Environmental experts said though it was too late now for the authorities to prevent health impacts from the severe current seasonal smog and people have to take care of themselves, all related official agencies needed to get serious about tackling the air pollution problem. They called for a road map to create a Pollutant Release and Transfer Register (PRTR) and study the pollution-carrying capacity of each area, to prevent the recurrence of smog in the future.

Tanapon Phenrat, an environmental researcher at the Faculty of Engineering Naresuan University, said if we want to end the hazardous smog problem for good, every stakeholder, especially the official agencies, must face up to the truth that the serious air pollution problem from very fine dust particulate matter – PM2.5 – has been a threat to the public’s health for a long time. And no one has an idea on the source of these harmful PM2.5.

“Even though we can guess the primary sources of air pollution, and many experts have come out with scientific speculations on the possible sources of smog, we have to admit that there is no academic research at all that clearly determines the components of Bangkok’s smog or the extent of each source’s pollution emission amount to the overall pollution in the air,” Tanapon said.

He pointed out that as we aim to sustainably solve the air pollution problem, the authorities needed to implement long-term measures to determine the sources of pollution, monitor the emission at each source, and control the pollution emission at the source.

“Therefore, all related agencies need to work together to set up a PRTR system to let all stakeholders see a big picture of the real-time situation of pollution generation and emission,” he stressed.

“This will make it easier for the pollution control agencies to set out the strategy and enforce legal actions against the major polluters to mitigate air pollution before people get sick.” 
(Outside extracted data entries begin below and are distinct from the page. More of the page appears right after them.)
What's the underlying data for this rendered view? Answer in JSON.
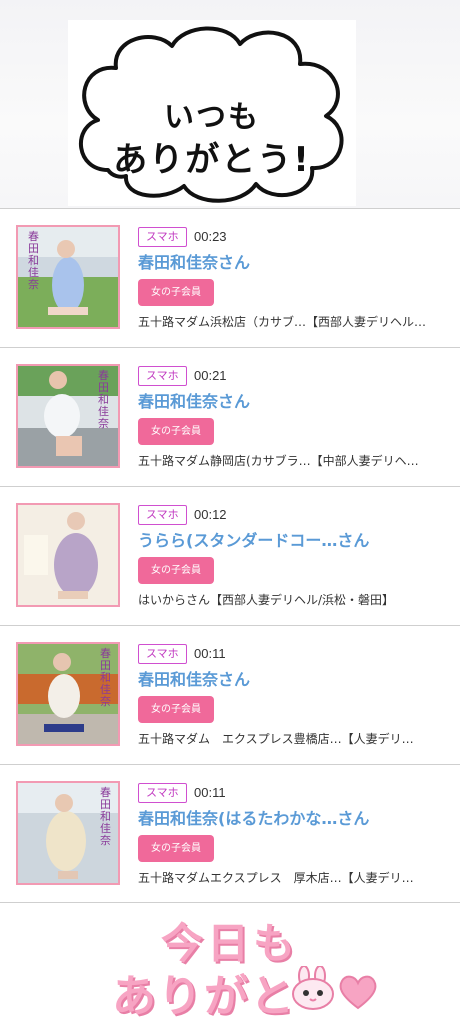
{
  "top_banner": {
    "line1": "いつも",
    "line2": "ありがとう!"
  },
  "entries": [
    {
      "badge": "スマホ",
      "time": "00:23",
      "name": "春田和佳奈さん",
      "member_label": "女の子会員",
      "shop": "五十路マダム浜松店（カサブ…【西部人妻デリヘル…",
      "thumb_text": "春田和佳奈"
    },
    {
      "badge": "スマホ",
      "time": "00:21",
      "name": "春田和佳奈さん",
      "member_label": "女の子会員",
      "shop": "五十路マダム静岡店(カサブラ…【中部人妻デリヘ…",
      "thumb_text": "春田和佳奈"
    },
    {
      "badge": "スマホ",
      "time": "00:12",
      "name": "うらら(スタンダードコー…さん",
      "member_label": "女の子会員",
      "shop": "はいからさん【西部人妻デリヘル/浜松・磐田】",
      "thumb_text": ""
    },
    {
      "badge": "スマホ",
      "time": "00:11",
      "name": "春田和佳奈さん",
      "member_label": "女の子会員",
      "shop": "五十路マダム　エクスプレス豊橋店…【人妻デリ…",
      "thumb_text": "春田和佳奈"
    },
    {
      "badge": "スマホ",
      "time": "00:11",
      "name": "春田和佳奈(はるたわかな…さん",
      "member_label": "女の子会員",
      "shop": "五十路マダムエクスプレス　厚木店…【人妻デリ…",
      "thumb_text": "春田和佳奈"
    }
  ],
  "bottom_banner": {
    "line1": "今日も",
    "line2": "ありがと"
  },
  "colors": {
    "accent_pink": "#f0699a",
    "name_blue": "#5a9ad6",
    "badge_purple": "#c13bc1",
    "thumb_border": "#f29ab3"
  }
}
He also suggested that the authorities should study the carrying capacity of each locality to determine the ability of the area to cope with pollution. The Environmental Impact Assessment consideration process should be reformed to include an examination of the overall environmental impact from every project in the area, not just judging within that specific project. This can prevent pollution problems caused by poor planning.

Tanapon saidnsisted that even though his suggestions required many tough measures such as obligating all industries to install PM2.5 measuring devices at every factory chimney, enforcing stricter car fuel standard, or upgrading the safe limit for the pollution emission to international standard, this would be the wiser choice for the country in the long run.

“As of now we are equipped with all necessary technologies and legal approaches to implement my suggestions in reality,” he said.

“But as executing tough environmental protection measures can slow down investment and economic growth, the government must put the environment and people’s well-being first. In the long term, the country can get much more economic benefit from ensuring a healthy society than only prioritising economic development.”

Another leading environmental health expert, Sonthi Kotchawat, said that though air pollution was not new for Bangkok, the authorities had failed to mitigate the problem while public awareness on this issue had overwhelmingly increased. Sonthi said the authorities had no choice but to reform their strategy to fight air pollution.

“This year, the people will have to take care of themselves until the end of the smog season, but if the government fails to cope with smog again next year, the people will not just pick up their facemasks and carry on,” Sonthi said.